Bukukan Laba Rp13,8 Triliun, BRI Fokus Memberdayakan UMKM Melalui Digitalisasi dan Ekspansi Jaringan AgenBRILink di Tengah Gejolak Global

Kamis, 15 Mei 2025 | 12:21:59 WIB

JAKARTA  -  PT Bank Rakyat Indonesia (Persero) Tbk (BRI) kembali menunjukkan kinerja impresif meski ekonomi global berada dalam tekanan. Pada kuartal pertama tahun 2025, BRI berhasil meraih laba bersih konsolidasian sebesar Rp13,80 triliun. Raihan ini tak lepas dari strategi fokus BRI pada segmen UMKM serta penguatan digitalisasi layanan keuangan.

Dalam konferensi pers Kinerja Keuangan Triwulan I 2025 yang dipimpin Direktur Utama Hery Gunardi bersama jajaran direksi, disebutkan bahwa total aset BRI mencapai Rp2.098,23 triliun, naik 5,49% dibanding periode yang sama tahun sebelumnya.

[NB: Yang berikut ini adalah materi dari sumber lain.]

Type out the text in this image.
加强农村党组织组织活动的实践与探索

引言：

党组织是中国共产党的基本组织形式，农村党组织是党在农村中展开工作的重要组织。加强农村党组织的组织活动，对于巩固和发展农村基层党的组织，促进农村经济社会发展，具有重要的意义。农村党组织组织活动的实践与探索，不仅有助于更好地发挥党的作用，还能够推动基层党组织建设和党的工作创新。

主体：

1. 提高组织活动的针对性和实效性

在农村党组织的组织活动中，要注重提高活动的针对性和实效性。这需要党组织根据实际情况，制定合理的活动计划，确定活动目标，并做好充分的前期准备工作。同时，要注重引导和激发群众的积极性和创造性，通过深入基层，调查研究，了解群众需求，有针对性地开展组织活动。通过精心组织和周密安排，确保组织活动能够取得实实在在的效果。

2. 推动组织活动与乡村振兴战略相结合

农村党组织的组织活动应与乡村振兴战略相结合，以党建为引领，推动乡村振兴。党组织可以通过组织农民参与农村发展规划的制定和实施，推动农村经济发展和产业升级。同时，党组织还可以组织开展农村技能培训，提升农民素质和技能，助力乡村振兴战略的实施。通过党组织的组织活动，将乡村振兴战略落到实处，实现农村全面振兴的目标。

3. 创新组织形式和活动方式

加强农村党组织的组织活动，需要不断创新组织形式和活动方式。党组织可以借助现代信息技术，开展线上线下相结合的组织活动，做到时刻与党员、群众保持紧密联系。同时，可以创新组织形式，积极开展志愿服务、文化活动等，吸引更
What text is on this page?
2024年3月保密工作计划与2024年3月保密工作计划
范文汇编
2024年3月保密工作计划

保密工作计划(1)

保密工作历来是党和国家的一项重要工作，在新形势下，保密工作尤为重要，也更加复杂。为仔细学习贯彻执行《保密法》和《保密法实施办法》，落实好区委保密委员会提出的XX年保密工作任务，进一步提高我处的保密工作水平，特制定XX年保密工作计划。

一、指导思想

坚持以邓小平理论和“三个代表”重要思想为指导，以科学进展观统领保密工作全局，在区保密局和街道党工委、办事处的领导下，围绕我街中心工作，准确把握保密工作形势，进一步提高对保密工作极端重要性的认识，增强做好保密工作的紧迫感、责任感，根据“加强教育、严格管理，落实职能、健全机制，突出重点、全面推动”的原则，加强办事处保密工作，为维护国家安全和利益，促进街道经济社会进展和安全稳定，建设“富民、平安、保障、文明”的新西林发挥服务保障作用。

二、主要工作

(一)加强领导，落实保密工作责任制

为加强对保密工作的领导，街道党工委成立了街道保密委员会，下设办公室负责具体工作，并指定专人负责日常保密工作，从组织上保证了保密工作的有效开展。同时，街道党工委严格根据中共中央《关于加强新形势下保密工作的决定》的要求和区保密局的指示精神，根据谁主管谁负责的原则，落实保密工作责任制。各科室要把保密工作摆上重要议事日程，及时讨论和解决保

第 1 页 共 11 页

"Fokus kami pada sektor domestik menjadikan BRI relatif terlindungi dari dampak eksternal seperti perang tarif. Fundamental ekonomi Indonesia tetap kuat berkat konsumsi domestik yang stabil," ujar Hery Gunardi. Ia juga menekankan bahwa upaya diplomasi dagang Indonesia dengan Amerika Serikat berpotensi menciptakan kondisi yang lebih kondusif.

Performa kredit BRI tetap sehat, dengan total penyaluran kredit mencapai Rp1.373,66 triliun. Direktur Micro, Akhmad Purwakajaya, menjelaskan bahwa 81,97% dari total kredit atau Rp1.126,02 triliun disalurkan untuk sektor UMKM. "Ini menunjukkan komitmen kami dalam memberdayakan pelaku usaha kecil yang menjadi tulang punggung perekonomian nasional," ujarnya.

AgenBRILink menjadi salah satu kontributor penting dalam meningkatkan literasi dan inklusi keuangan. Program ini kini memiliki 1,2 juta agen yang menjangkau lebih dari 67 ribu desa. Volume transaksi mencapai Rp423 triliun, atau naik hampir 50% dibanding tahun lalu.

Kualitas aset juga membaik, sebagaimana dipaparkan Direktur Manajemen Risiko, Mucharom. "NPL kami membaik menjadi 2,97%, dan LAR turun ke 11,12%. Rasio pencadangan NPL sebesar 200,60% memberikan ruang aman bagi BRI untuk menghadapi potensi risiko global," jelasnya.

Sementara itu, pertumbuhan Dana Pihak Ketiga (DPK) turut memperkuat struktur pendanaan bank. Aquarius Rudianto, Direktur Network & Retail Funding, menjelaskan bahwa DPK mencapai Rp1.421,60 triliun, dengan proporsi dana murah (CASA) mencapai 65,77%. "Super App BRImo menjadi katalis utama, dengan lebih dari 40 juta pengguna dan nilai transaksi hampir Rp1.600 triliun," katanya.

Perluasan ekosistem digital BRI juga terlihat dari jangkauan QRIS yang kini digunakan oleh 4,3 juta merchant serta 344 ribu merchant EDC yang mendukung sistem pembayaran non-tunai.

Dari sisi permodalan, Direktur Finance & Strategy, Viviana Dyah Ayu, memastikan bahwa posisi keuangan BRI dalam kondisi solid. "LDR kami 86,03% dan CAR sebesar 24,03%. Ini menjadi modal penting untuk terus berekspansi secara sehat dan berkelanjutan di tengah dinamika global," tuturnya.

Didukung lebih dari 36.600 tenaga pemasar dan jaringan luas yang menjangkau seluruh pelosok negeri, BRI juga mengelola 221 juta rekening simpanan dan 211 ribu pengguna layanan korporasi QLola.

"Dengan landasan yang kuat, transformasi menuju universal banking akan memperluas jangkauan layanan kami. Kinerja ini menegaskan kesiapan kami dalam menciptakan pertumbuhan jangka panjang yang inklusif dan berkelanjutan," pungkas Hery Gunardi.